The familiar adage of “Time flies” does not do justice to my thoughts over the last four years as we start a new school year and Lucas is part of it! Lucas started K-4 this week and said goodbye to daycare and hello to “real” school.
Time has flown, soared, catapulted, and leapt through space. It really had to have been “yesterday” when I had him and now he is sitting in a class with a uniform. He was ready and excited to start his first day and he made us proud. Part of my maternal makeup thought that maybe he was “too’ ready on the first day of school-he was 100% positive, no tears and no dependence at all for me to even be there. You know… that is hard for a mom who knows this is the last child and who looks at the time that has passed and realize it may only get quicker from here. But…I thought the reverse of this independence and 4-year old confidence may be just as unbearable. I looked around at all the other 4 and 5 year olds and there was a young boy in Lucas’ class that cried and clearly did not want to be there. That was painful to watch for his mother and also for the rest of the other parents. As a mother, you want to be the hero, the rescuer, Superman with a dress even(:-), but you know that the first day is a test of letting go and the first of many similar tests to come. As I watched the him, I realized it was ok for Lucas to be content and happy on his first day. So, I enjoyed the moment of seeing him content and happy and thus I became content and happy.

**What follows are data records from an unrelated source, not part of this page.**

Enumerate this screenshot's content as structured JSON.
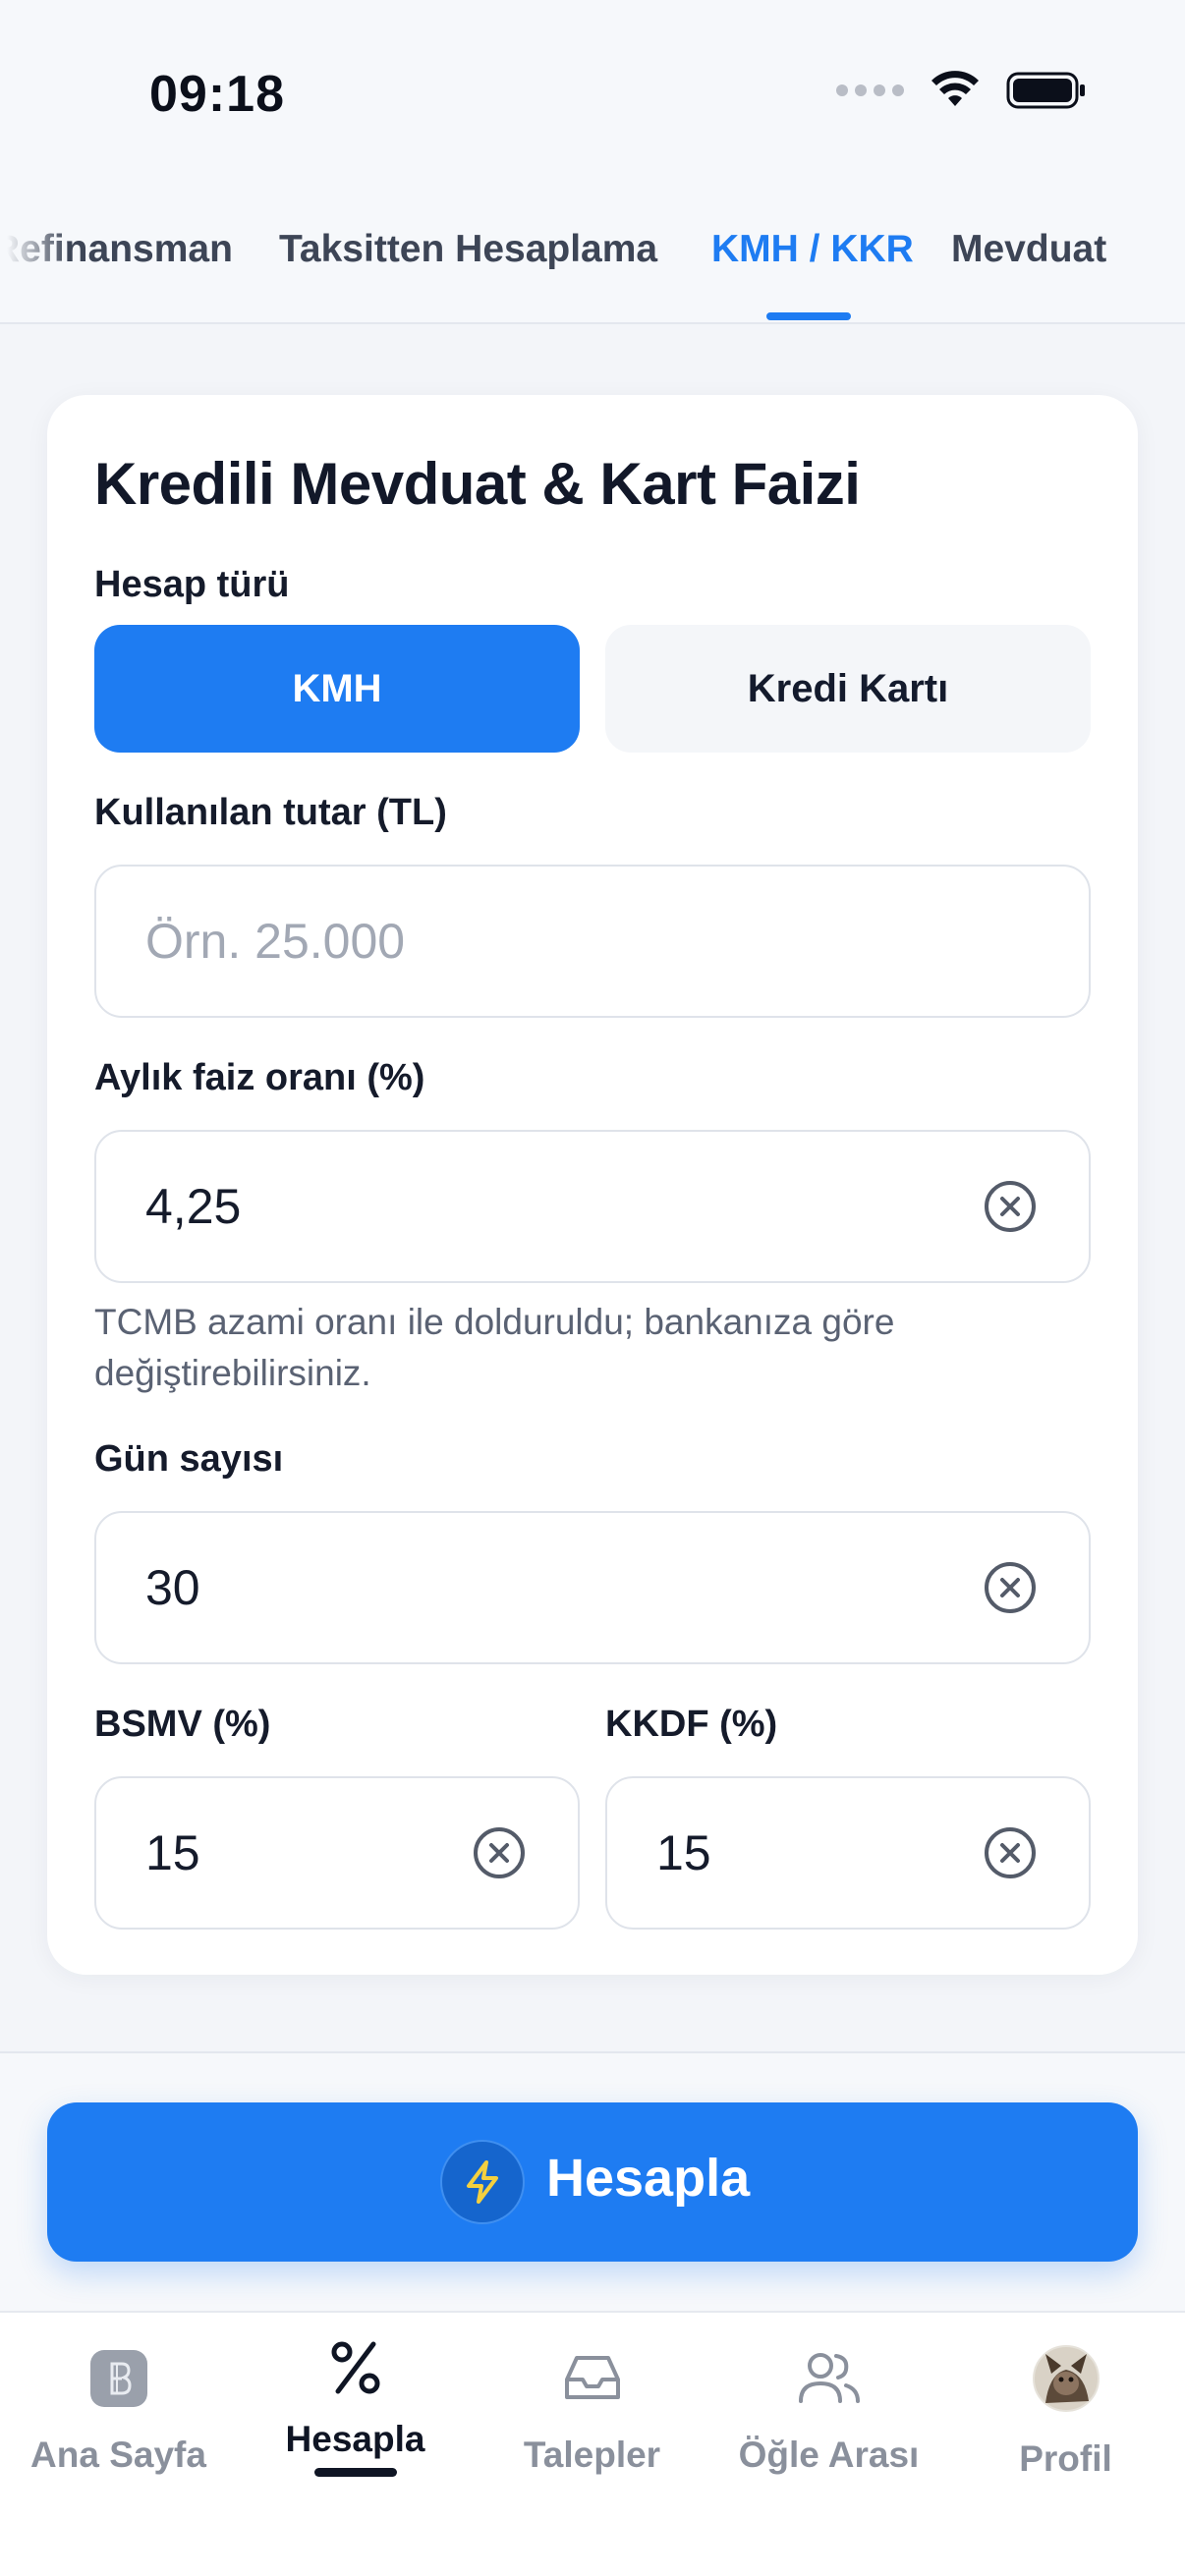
{
  "status_bar": {
    "time": "09:18",
    "icons": [
      "signal-dots-icon",
      "wifi-icon",
      "battery-icon"
    ]
  },
  "tabs": {
    "items": [
      {
        "label": "Refinansman"
      },
      {
        "label": "Taksitten Hesaplama"
      },
      {
        "label": "KMH / KKR"
      },
      {
        "label": "Mevduat"
      }
    ],
    "active_index": 2
  },
  "form": {
    "title": "Kredili Mevduat & Kart Faizi",
    "account_type": {
      "label": "Hesap türü",
      "options": [
        {
          "label": "KMH"
        },
        {
          "label": "Kredi Kartı"
        }
      ],
      "selected": "KMH"
    },
    "amount": {
      "label": "Kullanılan tutar (TL)",
      "value": "",
      "placeholder": "Örn. 25.000"
    },
    "monthly_rate": {
      "label": "Aylık faiz oranı (%)",
      "value": "4,25",
      "helper": "TCMB azami oranı ile dolduruldu; bankanıza göre değiştirebilirsiniz."
    },
    "days": {
      "label": "Gün sayısı",
      "value": "30"
    },
    "bsmv": {
      "label": "BSMV (%)",
      "value": "15"
    },
    "kkdf": {
      "label": "KKDF (%)",
      "value": "15"
    }
  },
  "action": {
    "label": "Hesapla",
    "icon": "lightning-icon"
  },
  "colors": {
    "accent": "#1e7cf2",
    "background": "#f3f5f9",
    "card": "#ffffff",
    "text": "#141b2d",
    "muted": "#8a909c"
  },
  "nav": {
    "items": [
      {
        "label": "Ana Sayfa",
        "icon": "bank-icon"
      },
      {
        "label": "Hesapla",
        "icon": "percent-icon"
      },
      {
        "label": "Talepler",
        "icon": "inbox-icon"
      },
      {
        "label": "Öğle Arası",
        "icon": "users-icon"
      },
      {
        "label": "Profil",
        "icon": "avatar"
      }
    ],
    "active_index": 1
  }
}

So many times in life, we are forced to say goodbye and we are not given the opportunity to say hello to something else. Lucas said goodbye to daycare on Friday where he had been since 3 months old. But, on Tuesday he was able to say hello to a new school, new teacher and new friends. Yes, I do have a tinge of sadness but I also have happiness and excitement for this new chapter for Lucas. I am thankful I am here to say hello with him.